Wahl in Brasilien: „Düstere Aussichten für die Umwelt“

Dilma Rousseff hat die Präsidentschaftswahl in Brasilien knapp gewonnen. Für den Umweltschutz und die Rechte Indigener bedeutet das nichts Gutes, warnt Dawid Bartelt, Leiter des Brasilienbüros der Heinrich-Böll-Stiftung.

Was bedeutet der Wahlausgang für die Umweltpolitik in Brasilien?
Bartelt: Umweltfragen haben im Wahlkampf keine Rolle gespielt. Weder für Dilma Rousseff noch Aécio Neves ist das Thema besonders wichtig. Im Klimaschutz hat die Regierung der Arbeiterpartei PT seit 2002 zwar große Erfolge erzielt, sie hat sich freiwillig zurReduzierung von CO2 verpflichtet. Auch die Entwaldung wurde deutlich verlangsamt, auch wenn im vergangenen Jahr wieder deutlich mehr Regenwald zerstört wurde als im Vorjahr. Für ihre Wirtschaftspolitik nimmt die Regierung jedoch erhebliche ökologische und soziale Kosten  in Kauf. Vor allem die Auswirkungen der großen Wasserkraftwerke sind ökologisch verheerend. Immer wichtiger wird auch der Abbau von Rohstoffen. Die Regierung Rousseff will nun ein Gesetz auf den Weg zu bringen, das den Bergbau in indigenen Schutzgebieten erlaubt. Auch die Tiefsee-Erdölfelder vor der brasilianischen Küste sollen stärker als bisher ausgebeutet werden. Zudem ist zu erwarten, dass der exportorientierte Anbau von Gensoja, Genmais und Zuckerrohr für Agrosprit weitere Landflächen verschlingen wird. 

Hat Dilma Rousseff aus der Protestbewegung in Brasilien Konsequenzen gezogen?
Rousseff ist auf die traditionellen politischen Institutionen fixiert; die zivilgesellschaftliche Orientierung der frühen PT hat sie nicht übernommen. Die Vertreter der Demonstranten nach den Protesten vom Juni und Juli 2013 hat sie eher widerwillig empfangen. Wie alle Kandidaten hat sie versprochen, die großen Themen der Proteste anzugehen, also das Chaos im öffentlichen Nahverkehr, die miserable öffentliche Grundschulbildung und das unterversorgte staatliche  Gesundheitswesen. Getan hat sich bisher nichts. Rousseff hatte den Demonstranten versprochen, eine umfassende politische Reform einzuleiten, sogar von einem Volksentscheid war die Rede. Doch ich bin nicht besonders optimistisch, dass sich in den nächsten vier Jahren viel bewegen wird.

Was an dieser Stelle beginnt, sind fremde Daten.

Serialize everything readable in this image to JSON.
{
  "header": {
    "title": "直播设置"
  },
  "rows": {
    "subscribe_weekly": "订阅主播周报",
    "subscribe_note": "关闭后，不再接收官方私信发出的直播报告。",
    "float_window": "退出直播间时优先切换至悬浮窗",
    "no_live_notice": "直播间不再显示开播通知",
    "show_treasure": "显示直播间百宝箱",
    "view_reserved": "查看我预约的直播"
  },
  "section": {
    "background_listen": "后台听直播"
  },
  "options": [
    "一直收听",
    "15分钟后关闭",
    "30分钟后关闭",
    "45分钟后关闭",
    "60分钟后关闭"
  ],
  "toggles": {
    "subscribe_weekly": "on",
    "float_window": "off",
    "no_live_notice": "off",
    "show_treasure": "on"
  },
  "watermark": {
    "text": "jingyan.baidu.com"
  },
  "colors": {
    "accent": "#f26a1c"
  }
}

Ist mit Gegenwind aus dem Parlament zu rechnen?
Die Arbeiterpartei PT hat von 88 Sitzen im Abgeordnetenhaus 18 verloren und hat jetzt nur noch 13,6 Prozent der Sitze. Der wichtigste Koalitionspartner PMDB kommt auf 66 Sitze. Drittstärkste Kraft ist die führende Oppositionspartei PSDB von Aécio Neves. Das bedeutet, dass Rousseff weiter auf eine Koalition mit einigen der 28 Parteien angewiesen ist, die im Parlament vertreten sind. Eine stabile Koalition zu bilden ist schwierig, denn so etwas wie Fraktionsdisziplin gibt es bei diesen Parteien nicht. Sie sind eher lose Interessenvereinigungen und darauf bedacht, bei der Verteilung von Ämtern und öffentlichen Mitteln berücksichtigt zu werden. Das ist eines der vielen Probleme des politischen Systems Brasiliens. Im Parlament sind vor allem die die fraktionsübergreifenden Zusammenschlüsse von Parlamentariern wichtig, die so genannten bancadas. Die beiden größten haben ihre Position ausgebaut: die der konservativen evangelisch-evangelikalen Politiker und die der Vertreter des Agrobusiness. Sie werden eine fortschrittliche Gesellschaftspolitik sowie eine an den Rechten von Indigenen, Waldbewohnern und anderen Minderheiten orientierte Umweltschutzpolitik mit allen Kräften torpedieren. Und da die Regierung Rousseff mit dem Agrobusiness gute Beziehungen pflegt, sind gerade im Bereich Umweltgerechtigkeit die Aussichten düster.

Dawid Bartelt ist Leiter des Brasilienbüros der Heinrich-Böll-Stiftung.

Die Fragen stellt Elvira Treffinger.